Les sites témoins du Mont de Rousse (Isère) au RissReprésentation Bruno Pisano

Pendant cette glaciation, selon la carte qui figure à la page sur la vallée du Drac, le niveau des glaces s'établissait, au pléniglaciaire, approximativement à 1500 m dans les environs du Mont de Rousse.

Ceci peut sembler en contradiction avec la convergence des altitudes atteintes par les glaciers dans le haut des vallées. Il n'en est rien, car, au cours du Riss, le glacier de la Bonne, dont l'altitude sur le col d'Hurtières était nettement inférieure à celle de l'appareil mindelien, n'émettait pas de diffluence par ce col. Un glacier local, que nous appellerons glacier de Côte Belle / Côte Rouge, existait cependant dans le haut de la vallée du Ruisseau de l'Alpe ; il couvrait les pentes de Côte Belle (2027 m) et de Côte Rouge (2015 m) et, plus bas vers le nord-ouest, confluait avec celui du Drac, à une altitude proche de 1500 m.

Il en résulte que, dans ses parties les plus élevées, ce glacier local rissien, dont l'altitude était inférieure à celle de son prédécesseur mindelien, a créé ses propres sites témoins, en particulier les sommets d'épaulement.

En dehors de ce glacier de Côte Belle / Côte Rouge, la région du Mont de Rousse n'était donc soumise qu'à la pénétration des glaces du glacier du Drac et, par le col de Parquetout (1398 m), de celui de la Bonne. Enfin, son éloignement des glaciers du Gargas et du Grand Chapelet la mettait à l'abri de la pénétration de leurs flux de glace, à l'exception peut-être d'une langue glaciaire par le col de Chauvet.

La diffluence du glacier de la Bonne par le col de Parquetout au pléniglaciaire rissien

Voici une carte de situation du col de Parquetout et de ses environs. La Crête de la Sciau, qui court sur 2600 m à l'ouest du col de Parquetout, va nous permettre d'évaluer les aractéristiques de cette diffluence.

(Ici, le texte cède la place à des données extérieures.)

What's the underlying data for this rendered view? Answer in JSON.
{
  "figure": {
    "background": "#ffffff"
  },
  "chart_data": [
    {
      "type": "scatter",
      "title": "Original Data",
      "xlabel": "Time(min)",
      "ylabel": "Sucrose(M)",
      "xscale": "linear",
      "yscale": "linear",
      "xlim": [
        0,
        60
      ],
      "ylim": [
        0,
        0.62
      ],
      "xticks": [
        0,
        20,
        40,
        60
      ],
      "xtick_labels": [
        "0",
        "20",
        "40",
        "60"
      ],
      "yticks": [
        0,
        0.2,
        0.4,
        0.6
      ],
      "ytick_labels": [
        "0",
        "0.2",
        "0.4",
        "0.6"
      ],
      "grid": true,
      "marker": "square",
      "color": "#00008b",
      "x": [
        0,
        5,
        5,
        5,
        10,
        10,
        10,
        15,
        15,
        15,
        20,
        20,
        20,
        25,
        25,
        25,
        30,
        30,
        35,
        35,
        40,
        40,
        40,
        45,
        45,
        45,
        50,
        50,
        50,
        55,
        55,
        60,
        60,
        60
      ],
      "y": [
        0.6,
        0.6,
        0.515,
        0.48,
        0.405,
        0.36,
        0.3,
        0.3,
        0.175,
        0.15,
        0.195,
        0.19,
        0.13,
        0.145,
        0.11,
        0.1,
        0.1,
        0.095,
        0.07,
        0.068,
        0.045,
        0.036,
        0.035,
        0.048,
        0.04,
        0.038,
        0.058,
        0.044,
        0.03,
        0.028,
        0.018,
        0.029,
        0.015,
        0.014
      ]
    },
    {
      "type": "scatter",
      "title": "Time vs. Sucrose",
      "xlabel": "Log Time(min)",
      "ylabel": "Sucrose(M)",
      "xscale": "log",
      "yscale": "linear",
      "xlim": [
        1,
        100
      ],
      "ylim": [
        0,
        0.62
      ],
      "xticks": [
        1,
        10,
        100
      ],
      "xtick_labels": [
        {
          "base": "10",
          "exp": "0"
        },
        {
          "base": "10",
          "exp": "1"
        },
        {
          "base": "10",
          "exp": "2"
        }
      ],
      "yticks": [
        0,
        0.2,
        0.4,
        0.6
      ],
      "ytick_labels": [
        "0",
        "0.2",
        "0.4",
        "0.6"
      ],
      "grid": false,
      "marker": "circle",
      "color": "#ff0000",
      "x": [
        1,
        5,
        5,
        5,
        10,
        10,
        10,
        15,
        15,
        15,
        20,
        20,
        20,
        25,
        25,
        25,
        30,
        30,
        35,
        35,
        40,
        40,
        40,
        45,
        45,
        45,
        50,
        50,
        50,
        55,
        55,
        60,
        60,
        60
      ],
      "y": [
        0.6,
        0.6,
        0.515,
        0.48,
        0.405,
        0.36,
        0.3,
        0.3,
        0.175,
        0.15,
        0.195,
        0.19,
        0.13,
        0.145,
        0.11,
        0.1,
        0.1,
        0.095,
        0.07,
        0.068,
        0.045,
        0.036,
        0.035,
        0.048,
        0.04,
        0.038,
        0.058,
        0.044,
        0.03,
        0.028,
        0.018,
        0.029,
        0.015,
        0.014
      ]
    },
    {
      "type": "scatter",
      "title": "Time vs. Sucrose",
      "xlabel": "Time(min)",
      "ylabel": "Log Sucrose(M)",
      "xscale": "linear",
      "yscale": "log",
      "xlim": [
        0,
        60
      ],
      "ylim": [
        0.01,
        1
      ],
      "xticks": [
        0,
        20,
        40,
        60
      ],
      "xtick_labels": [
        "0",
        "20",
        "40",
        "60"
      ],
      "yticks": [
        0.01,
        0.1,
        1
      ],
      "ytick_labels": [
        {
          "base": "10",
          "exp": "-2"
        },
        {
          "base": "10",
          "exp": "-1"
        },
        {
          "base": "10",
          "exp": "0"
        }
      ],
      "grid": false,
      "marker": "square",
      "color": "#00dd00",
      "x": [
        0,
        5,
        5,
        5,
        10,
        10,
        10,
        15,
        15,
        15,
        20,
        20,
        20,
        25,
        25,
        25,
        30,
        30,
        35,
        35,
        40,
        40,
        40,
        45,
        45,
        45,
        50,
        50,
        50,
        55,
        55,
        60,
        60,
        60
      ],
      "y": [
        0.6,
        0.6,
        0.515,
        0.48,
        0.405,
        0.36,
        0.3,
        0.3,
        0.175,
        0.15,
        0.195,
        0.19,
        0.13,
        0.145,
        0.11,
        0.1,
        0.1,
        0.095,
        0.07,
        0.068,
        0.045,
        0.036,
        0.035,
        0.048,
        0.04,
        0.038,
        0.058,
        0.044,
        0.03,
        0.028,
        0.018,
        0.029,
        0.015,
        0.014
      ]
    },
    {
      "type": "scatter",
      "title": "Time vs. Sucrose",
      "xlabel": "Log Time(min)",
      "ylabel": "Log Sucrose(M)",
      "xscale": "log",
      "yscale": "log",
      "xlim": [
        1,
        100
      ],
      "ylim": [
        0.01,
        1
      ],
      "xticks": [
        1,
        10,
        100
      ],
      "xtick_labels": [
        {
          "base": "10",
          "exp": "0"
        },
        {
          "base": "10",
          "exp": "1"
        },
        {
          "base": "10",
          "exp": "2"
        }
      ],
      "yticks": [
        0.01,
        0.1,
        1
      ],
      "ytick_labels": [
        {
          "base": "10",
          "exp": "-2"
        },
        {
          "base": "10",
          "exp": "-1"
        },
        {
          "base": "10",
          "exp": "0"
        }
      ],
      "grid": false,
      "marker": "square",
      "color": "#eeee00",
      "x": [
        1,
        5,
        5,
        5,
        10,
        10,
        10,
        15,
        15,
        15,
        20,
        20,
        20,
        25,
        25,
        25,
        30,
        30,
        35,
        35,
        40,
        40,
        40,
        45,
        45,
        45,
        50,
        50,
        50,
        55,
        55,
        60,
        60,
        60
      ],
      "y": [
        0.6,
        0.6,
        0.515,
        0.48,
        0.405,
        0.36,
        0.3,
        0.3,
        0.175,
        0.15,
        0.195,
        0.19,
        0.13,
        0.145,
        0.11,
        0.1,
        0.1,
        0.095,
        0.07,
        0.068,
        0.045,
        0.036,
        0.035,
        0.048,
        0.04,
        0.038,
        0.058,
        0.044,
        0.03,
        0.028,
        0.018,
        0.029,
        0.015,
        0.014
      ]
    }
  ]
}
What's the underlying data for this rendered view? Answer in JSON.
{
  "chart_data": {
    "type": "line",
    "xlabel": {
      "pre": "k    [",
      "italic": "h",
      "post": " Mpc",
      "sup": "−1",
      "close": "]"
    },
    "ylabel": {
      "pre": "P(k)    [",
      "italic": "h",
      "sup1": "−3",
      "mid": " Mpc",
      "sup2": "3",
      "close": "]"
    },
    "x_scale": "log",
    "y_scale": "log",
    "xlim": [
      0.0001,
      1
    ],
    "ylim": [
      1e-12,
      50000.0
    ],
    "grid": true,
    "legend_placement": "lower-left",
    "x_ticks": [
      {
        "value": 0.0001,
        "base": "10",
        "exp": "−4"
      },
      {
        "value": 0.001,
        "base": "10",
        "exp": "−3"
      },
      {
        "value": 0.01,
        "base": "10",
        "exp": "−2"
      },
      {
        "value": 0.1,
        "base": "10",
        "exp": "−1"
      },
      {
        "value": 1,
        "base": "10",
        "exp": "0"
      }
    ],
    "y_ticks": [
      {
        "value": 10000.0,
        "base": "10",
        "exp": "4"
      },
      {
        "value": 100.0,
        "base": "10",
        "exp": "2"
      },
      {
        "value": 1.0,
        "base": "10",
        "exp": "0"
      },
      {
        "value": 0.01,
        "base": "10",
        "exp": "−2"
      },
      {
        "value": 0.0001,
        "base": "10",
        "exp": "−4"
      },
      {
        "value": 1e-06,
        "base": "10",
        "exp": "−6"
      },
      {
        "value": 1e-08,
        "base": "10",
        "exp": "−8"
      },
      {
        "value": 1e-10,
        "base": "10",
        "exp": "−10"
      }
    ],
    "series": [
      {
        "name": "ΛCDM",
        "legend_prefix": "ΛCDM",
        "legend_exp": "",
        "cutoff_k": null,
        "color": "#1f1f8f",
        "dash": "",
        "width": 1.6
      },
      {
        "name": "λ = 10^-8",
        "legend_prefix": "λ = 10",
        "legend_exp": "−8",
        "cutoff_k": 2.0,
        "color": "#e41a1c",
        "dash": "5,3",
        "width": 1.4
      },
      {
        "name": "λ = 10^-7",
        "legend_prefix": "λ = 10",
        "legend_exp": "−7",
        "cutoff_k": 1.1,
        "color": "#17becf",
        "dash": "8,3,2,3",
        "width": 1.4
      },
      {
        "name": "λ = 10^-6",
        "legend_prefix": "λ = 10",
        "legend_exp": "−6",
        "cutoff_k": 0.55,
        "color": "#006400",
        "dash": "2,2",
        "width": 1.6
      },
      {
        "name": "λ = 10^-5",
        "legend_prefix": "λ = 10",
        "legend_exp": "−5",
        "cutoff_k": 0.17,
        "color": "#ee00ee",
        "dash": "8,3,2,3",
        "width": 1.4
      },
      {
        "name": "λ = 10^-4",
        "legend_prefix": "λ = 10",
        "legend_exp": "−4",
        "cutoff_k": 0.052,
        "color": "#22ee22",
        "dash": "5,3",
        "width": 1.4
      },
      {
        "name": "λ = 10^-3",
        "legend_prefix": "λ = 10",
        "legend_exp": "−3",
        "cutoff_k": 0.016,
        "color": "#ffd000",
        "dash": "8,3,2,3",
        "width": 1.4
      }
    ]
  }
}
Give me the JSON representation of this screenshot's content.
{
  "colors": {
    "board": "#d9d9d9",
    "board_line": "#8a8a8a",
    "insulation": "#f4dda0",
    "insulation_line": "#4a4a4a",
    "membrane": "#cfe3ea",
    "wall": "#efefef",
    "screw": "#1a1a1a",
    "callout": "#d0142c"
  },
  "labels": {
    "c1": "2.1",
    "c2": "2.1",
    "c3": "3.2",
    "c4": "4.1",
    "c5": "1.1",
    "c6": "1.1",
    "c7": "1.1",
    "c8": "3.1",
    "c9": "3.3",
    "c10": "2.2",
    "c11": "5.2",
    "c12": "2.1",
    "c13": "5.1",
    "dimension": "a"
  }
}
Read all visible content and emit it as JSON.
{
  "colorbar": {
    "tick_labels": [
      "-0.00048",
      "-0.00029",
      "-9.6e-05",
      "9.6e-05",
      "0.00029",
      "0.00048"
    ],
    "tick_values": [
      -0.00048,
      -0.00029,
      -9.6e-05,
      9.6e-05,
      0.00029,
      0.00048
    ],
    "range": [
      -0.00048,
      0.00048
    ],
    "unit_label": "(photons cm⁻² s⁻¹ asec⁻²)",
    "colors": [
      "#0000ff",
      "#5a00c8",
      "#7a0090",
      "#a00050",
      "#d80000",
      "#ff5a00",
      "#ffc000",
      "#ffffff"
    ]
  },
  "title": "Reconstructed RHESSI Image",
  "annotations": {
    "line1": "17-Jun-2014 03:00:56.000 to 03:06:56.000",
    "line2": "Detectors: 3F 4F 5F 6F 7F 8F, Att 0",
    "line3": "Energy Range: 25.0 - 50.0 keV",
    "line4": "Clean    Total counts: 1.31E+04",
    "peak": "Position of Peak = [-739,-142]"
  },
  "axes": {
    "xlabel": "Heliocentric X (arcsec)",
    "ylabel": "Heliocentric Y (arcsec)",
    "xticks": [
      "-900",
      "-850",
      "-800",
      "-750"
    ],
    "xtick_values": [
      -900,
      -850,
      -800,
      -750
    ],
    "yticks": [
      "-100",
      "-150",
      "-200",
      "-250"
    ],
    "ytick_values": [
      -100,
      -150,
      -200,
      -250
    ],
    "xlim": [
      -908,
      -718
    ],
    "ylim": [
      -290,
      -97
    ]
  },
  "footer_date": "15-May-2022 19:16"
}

Les environs du col de Parquetout en IsèreReprésentation Bruno Pisano

La photo suivante montre le sommet du Plainet, au premier plan, puis le Haut Col (avec sa bergerie). A droite cette Crête de la Sciau émergeant des nuages. Le sommet culminant au centre de la crête est la Croix de la Roche (1490 m). Tout à droite, la Montagne de Roussillon (1661 m).

La crête de la Sciau entre Bonne et Drac (Isère)

Quelle était l'altitude de surface du glacier de la Bonne par le travers du col de Parquetout ?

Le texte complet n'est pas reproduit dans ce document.